Personal information
- Full name: Leonard Joseph White
- Date of birth: 26 August 1922
- Place of birth: Camperdown, Victoria
- Date of death: 29 August 2010 (aged 88)
- Place of death: Camperdown, Victoria
- Original team(s): Camperdown
- Height: 180 cm (5 ft 11 in)
- Weight: 80 kg (176 lb)
- Position(s): Half back

Playing career^{1}
- Years: Club / Games (Goals)
- 1947–1948: Geelong / 32 (0)
- ^{1} Playing statistics correct to the end of 1948.

Career highlights
- Geelong "best first year player": 1947; Camperdown best and fairest: 1946, 1949–51; Camperdown premiership coach: 1951;

= Len White (Australian footballer) =

Australian rules footballer

Leonard Joseph White (26 August 1922 – 29 August 2010) was an Australian rules footballer who played with Geelong in the Victorian Football League (VFL).

==Early career==
Born in Camperdown, White was one of eleven born to Eugene and Ellen White (née Nolan). White started his senior career at the Camperdown Football Club, in the Hampden Football League. One of four brothers in the Camperdown team, White won the club's best and fairest award in 1946, as a full-back.

==Geelong==
White was used mostly as a half back by Geelong, which he joined in 1947.

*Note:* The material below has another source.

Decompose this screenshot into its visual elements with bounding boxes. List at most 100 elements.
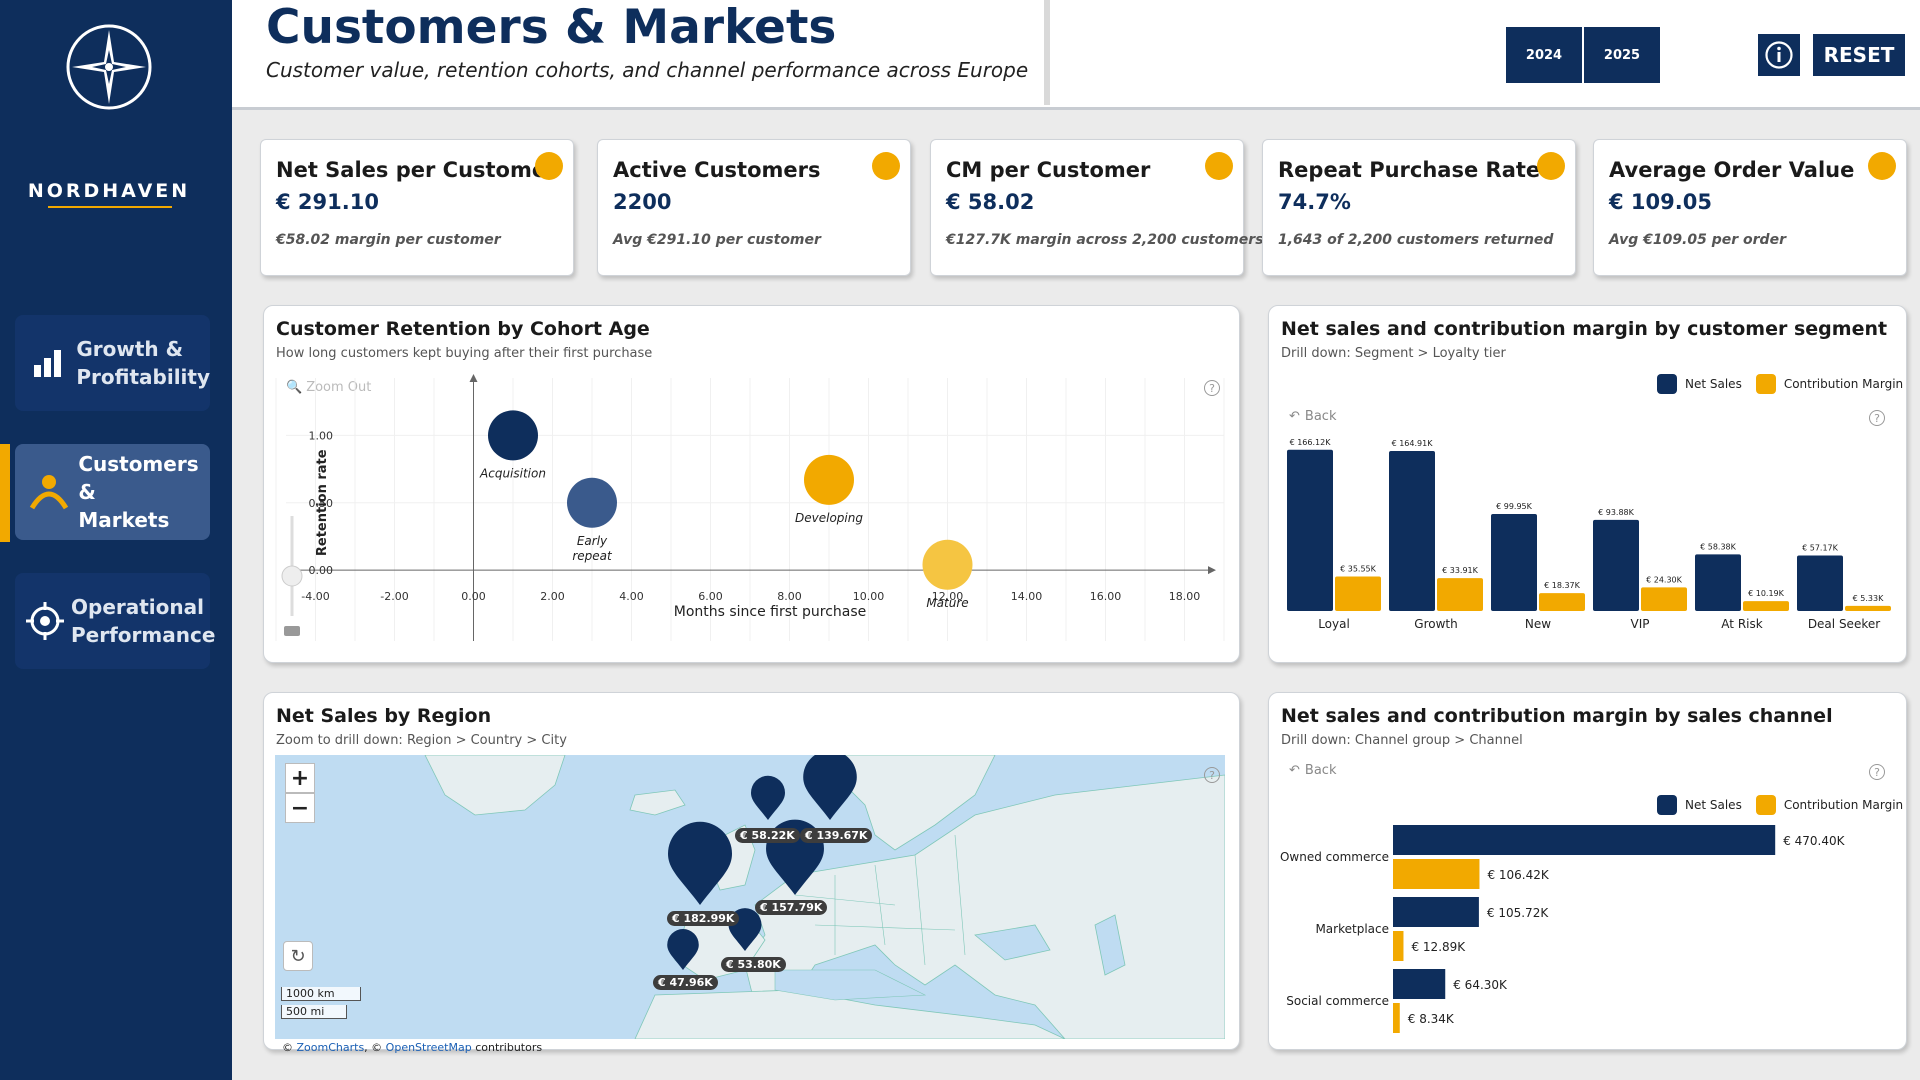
sidebar: NORDHAVEN Growth & Profitability Customer… — [0, 0, 232, 1080]
zoom-slider-handle[interactable] — [281, 565, 303, 587]
segment-bar-chart[interactable]: € 166.12K € 35.55K Loyal € 164.91K € 33.91K G… — [1269, 306, 1908, 664]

In his debut season he made 17 appearances and was described by Jim Blake of the Sporting Globe as one of the "best recruits" that season. At the end of the season he won Geelong's award for the "best first year player". It was noted in The Argus that there was confusion at the Brownlow Medal count that year when a vote was awarded to "White, Geelong", which could also have been for his teammate Lindsay White.

He played 15 league games in 1948, his second and final season in the VFL.

==Coach of Camperdown==
White returned to Camperdown in 1949 as the new coach. He went on to coach Camperdown to a premiership in 1951, secured with a 31-point grand final win over Cobden. His on field performances that season won him a third successive club best and fairest.

Although he retired in 1952, White came back as coach the following year, when his replacement Bob Kelsey was unable to get a clearance from Port Melbourne. In the opening round of the 1953 season, White suffered a broken leg, which would keep him out for the rest of the year, so he stood aside as coach, allowing the club to recruit former Carlton premiership player Ritchie Green. During the 1953 season, a seventh White brother joined Camperdown.